O'Donnells can stay in their former Gorse Hill home until April 15
RETIRED solicitor Brian O'Donnell and his wife are to be allowed remain in the former family home until April 15 after a court said it would not give its decision on his latest legal challenge until that date.
Ms Justice Mary Finlay Geoghegan, presiding at the three-judge Court of Appeal, said the court would not after all be in a position to give its decision before the end of this week as there were a number of "serious issues" to be considered.
Last week, she said it had been hoped to give the decision before the end of this week when the courts rise for the Easter vacation.
She said as the court would now give its judgment on April 15, it was extending until that date a stay already granted to Mr O'Donnell and his wife Mary Patricia halting a receiver taking over the house, Gorse Hill, Vico Road, Killiney.
The stay was first granted a week and a half ago pending determination of the couple's appeal of a High Court decision that they were trespassing.
The case was back before the appeal court to hear submissions from Bank of Ireland, who appointed the receiver in pursuit of a €71.5m debt against the O'Donnells, and from Mr O'Donnell who is representing himself and his wife.
Mr O'Donnell had claimed the receiver was not validly appointed and that a seal on documentation relating to that appointment was not valid because it was not done by the appropriate Bank of Ireland officer.
Cian Ferriter SC, for the bank, said as recently as last Thursday, in a judgment on a separate case, the Supreme Court had found there was "no merit or substance in these technical points" which was exactly what Mr O'Donnell was seeking to raise.
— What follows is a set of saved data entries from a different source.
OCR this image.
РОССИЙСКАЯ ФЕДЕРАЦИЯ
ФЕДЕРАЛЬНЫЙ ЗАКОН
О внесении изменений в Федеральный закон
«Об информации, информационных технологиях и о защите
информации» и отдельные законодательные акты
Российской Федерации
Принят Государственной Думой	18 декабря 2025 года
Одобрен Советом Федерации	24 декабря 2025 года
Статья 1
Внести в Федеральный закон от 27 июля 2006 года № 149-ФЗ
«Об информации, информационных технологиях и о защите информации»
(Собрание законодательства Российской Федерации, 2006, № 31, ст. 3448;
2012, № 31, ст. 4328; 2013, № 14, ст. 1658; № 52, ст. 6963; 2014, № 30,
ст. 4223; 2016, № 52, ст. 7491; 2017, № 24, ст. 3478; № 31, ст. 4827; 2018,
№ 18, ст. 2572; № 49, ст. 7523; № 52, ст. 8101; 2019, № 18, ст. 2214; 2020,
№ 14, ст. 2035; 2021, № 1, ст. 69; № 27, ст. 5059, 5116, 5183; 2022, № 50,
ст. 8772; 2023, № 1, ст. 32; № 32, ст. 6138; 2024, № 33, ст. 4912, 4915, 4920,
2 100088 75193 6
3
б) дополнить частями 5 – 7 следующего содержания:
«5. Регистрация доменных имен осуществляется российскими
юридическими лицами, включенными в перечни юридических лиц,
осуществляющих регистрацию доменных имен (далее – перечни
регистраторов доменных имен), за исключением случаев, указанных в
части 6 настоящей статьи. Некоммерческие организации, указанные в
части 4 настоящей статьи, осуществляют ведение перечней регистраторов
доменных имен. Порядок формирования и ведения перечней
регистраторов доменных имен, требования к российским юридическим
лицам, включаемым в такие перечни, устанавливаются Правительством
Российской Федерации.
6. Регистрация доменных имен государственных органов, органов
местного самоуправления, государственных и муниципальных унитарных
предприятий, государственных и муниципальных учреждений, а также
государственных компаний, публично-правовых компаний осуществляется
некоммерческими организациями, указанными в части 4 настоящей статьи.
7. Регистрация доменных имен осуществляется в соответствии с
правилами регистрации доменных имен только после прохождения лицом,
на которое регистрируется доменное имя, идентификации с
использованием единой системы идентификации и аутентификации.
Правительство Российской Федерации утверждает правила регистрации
Mr O'Donnell's claim that the only person entitled to authorise the seal on the document was a specified officer was incorrect as it was clear from the bank's bye laws that it could be done by a deputy to the secretary of the bank or an assistant secretary which was the case here.
Under the Central Bank Act, Bank of Ireland was entitled to make whatever bye laws it saw fit, counsel said.
Asked by Ms Justice Finlay Geoghegan about certain words under the seal which she (judge) said she was unable to make out, Mr Ferriter said the words were: "Good Faith is the Stability of the State".
In reply, Mr O'Donnell said the Bank of Ireland is governed by an Act of parliament dating back to 1783 and the charter setting it up.
The bye laws derive from that charter and the seal referred to in the bye laws ordain that the seal shall be "carefully kept", under three locks and three keys, by the governor of the bank, the chairman and directors as assigned from time to time by the board of the bank, he said.
While there were references in the charter about oaths of loyalty to the Queen and preventing the "advance of Popery", the charter still applies from which the bye laws come, he said.
The Companies Acts of Ireland only "partially apply" to the Bank of Ireland and "everything else is a la carte" but it still has to operate the seal in the correct fashion, he said.
It was their case that the person who executed the seal was not the secretary and the seal was therefore void. The bank had also not provided any evidence to show the person named in the document had to authority to execute it, he said.
Mr O'Donnell said while they were not disputing the case law referred to by Mr Ferriter, they were saying that some of the references made in last week's Supreme Court ruling were "by the way" remarks.